4. Price. Demanding, though not quite the runaway multiple of legend. As of the June 2026 snapshot, Page trades at ₹38,390 a share — a market cap of ₹42,808 crore — which works out to 54 times FY26 earnings, 28.8 times book value and a 2.33% dividend yield, with the stock sitting about a quarter below its 52-week high of ₹50,590. Against that multiple sits a business that just grew profit 4.8% in FY26, guided FY27 EBITDA margins down to 19–21% from 22%, and needs the Q4 volume recovery (+10.8%, partly macro-led by management’s own admission, off a flood-and-conflict-depressed base) to harden into a sustained double-digit run-rate. Two things soften the read: the economics genuinely earn a premium — at 64% ROCE with near-total payout, a rupee of Page’s earnings is worth more than a rupee of the average company’s — and the 2.3% yield pays something real while you wait. But 54 times earnings still prepays most of the bull case — inventory correction over, competitors retreating, plants maturing into a margin tailwind. As of the June 2026 snapshot, the price assumes the slump was a two-year detour and the compounding machine resumes near its old pace; mid-single-digit growth as the new normal is not in the price.

Sources

  • Concall transcripts read (4): Q1 FY26 (call Aug 2025), Q2 FY26 (Nov 2025), Q3 FY26 (Feb 2026), and Q4/FY26 full-year (call 21 May 2026). These were the backbone of this piece — rich on numbers, channel detail, ARS, margin guidance and management tone.
  • Annual reports (3): FY25, FY24, FY23 — but the trimmed sections came back thin (chairman/MD letters and most company-specific MD&A were absent in the parsed extracts), yielding little beyond a few revenue lines and the Odisha-plant milestone. The qualitative read here leans on the calls, not the ARs.

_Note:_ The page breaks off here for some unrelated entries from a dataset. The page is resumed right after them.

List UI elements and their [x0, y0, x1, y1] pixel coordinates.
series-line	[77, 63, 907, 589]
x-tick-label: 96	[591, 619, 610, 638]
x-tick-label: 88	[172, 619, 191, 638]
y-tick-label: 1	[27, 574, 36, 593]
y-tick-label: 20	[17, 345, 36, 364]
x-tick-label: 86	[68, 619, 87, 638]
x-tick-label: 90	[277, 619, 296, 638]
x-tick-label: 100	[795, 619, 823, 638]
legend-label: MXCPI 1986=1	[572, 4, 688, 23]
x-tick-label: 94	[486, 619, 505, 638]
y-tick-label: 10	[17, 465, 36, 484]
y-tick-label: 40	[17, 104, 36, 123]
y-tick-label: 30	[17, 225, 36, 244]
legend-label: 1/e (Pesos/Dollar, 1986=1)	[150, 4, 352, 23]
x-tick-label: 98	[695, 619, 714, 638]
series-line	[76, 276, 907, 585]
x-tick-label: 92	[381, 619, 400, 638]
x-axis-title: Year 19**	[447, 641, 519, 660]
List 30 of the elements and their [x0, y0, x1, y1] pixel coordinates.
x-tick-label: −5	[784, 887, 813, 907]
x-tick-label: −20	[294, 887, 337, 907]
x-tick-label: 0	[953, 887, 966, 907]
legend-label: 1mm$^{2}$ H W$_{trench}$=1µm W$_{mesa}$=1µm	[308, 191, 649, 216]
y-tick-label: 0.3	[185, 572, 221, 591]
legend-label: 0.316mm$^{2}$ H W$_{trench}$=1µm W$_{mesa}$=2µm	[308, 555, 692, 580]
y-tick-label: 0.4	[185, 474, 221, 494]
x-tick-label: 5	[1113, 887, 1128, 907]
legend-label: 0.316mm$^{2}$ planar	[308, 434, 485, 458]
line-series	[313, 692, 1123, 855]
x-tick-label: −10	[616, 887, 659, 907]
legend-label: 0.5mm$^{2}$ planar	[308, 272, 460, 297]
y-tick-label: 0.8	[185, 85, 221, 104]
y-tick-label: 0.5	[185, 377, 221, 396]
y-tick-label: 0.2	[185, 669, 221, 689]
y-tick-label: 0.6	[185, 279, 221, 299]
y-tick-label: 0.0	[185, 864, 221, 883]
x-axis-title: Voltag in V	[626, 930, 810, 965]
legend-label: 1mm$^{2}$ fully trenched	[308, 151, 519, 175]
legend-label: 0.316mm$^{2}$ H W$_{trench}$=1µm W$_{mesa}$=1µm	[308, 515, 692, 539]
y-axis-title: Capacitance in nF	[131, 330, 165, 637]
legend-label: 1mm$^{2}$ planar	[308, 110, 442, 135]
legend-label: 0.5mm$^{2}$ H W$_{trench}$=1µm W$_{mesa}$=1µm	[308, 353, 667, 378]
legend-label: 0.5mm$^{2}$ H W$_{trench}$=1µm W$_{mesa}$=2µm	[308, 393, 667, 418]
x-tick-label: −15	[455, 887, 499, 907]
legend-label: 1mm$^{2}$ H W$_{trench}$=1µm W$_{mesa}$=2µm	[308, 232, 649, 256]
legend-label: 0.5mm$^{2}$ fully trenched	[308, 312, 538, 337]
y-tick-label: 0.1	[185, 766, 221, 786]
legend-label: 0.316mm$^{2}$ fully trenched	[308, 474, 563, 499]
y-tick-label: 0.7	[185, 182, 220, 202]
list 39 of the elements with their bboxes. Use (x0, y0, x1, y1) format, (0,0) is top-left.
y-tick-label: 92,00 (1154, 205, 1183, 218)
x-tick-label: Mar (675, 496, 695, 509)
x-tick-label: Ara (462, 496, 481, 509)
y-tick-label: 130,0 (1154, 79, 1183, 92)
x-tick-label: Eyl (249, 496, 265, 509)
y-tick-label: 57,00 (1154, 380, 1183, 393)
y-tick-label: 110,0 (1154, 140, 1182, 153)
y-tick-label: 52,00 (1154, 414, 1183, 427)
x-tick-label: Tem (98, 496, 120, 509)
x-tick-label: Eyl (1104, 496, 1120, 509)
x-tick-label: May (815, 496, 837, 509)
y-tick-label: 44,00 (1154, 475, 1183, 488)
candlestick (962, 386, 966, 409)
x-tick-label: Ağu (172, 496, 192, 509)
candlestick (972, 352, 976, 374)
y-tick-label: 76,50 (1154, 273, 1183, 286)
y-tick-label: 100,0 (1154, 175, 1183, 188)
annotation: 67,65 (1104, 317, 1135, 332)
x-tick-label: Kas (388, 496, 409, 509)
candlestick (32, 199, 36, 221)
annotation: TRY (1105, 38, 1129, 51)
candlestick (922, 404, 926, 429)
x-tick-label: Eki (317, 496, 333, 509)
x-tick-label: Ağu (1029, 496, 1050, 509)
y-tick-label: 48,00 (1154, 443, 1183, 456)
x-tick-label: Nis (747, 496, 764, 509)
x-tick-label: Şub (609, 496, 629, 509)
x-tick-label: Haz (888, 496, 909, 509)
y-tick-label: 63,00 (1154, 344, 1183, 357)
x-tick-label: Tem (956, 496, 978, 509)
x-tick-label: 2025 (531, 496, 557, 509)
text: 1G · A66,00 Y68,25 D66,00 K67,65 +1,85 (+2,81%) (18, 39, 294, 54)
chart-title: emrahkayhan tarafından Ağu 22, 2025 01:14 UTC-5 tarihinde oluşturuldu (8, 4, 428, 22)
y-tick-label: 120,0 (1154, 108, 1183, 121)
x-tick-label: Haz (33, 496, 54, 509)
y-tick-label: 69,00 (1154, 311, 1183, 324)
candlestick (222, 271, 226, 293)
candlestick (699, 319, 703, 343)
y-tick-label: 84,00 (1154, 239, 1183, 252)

  • Screener snapshot: re-fetched 2026-06-10 (standalone page; the earlier consolidated fetch returned empty tables). The refresh restored the full picture — key ratios (market cap ₹42,808 cr, P/E 54.2, ROCE 64.4%, ROE 54.3%, dividend yield 2.33%), 13 quarters of results, the annual P&L back to FY15 with dividend payout history, balance sheet, cash flow and shareholding. Snapshot figures reconcile with the concall transcripts (FY26 revenue ₹5,247 cr / +6.3%; Q4 ₹1,253 cr; 22% FY26 EBITDA margin).
  • Research dumps in vault/Sources/Earnings/Page Industries Ltd/ (not published).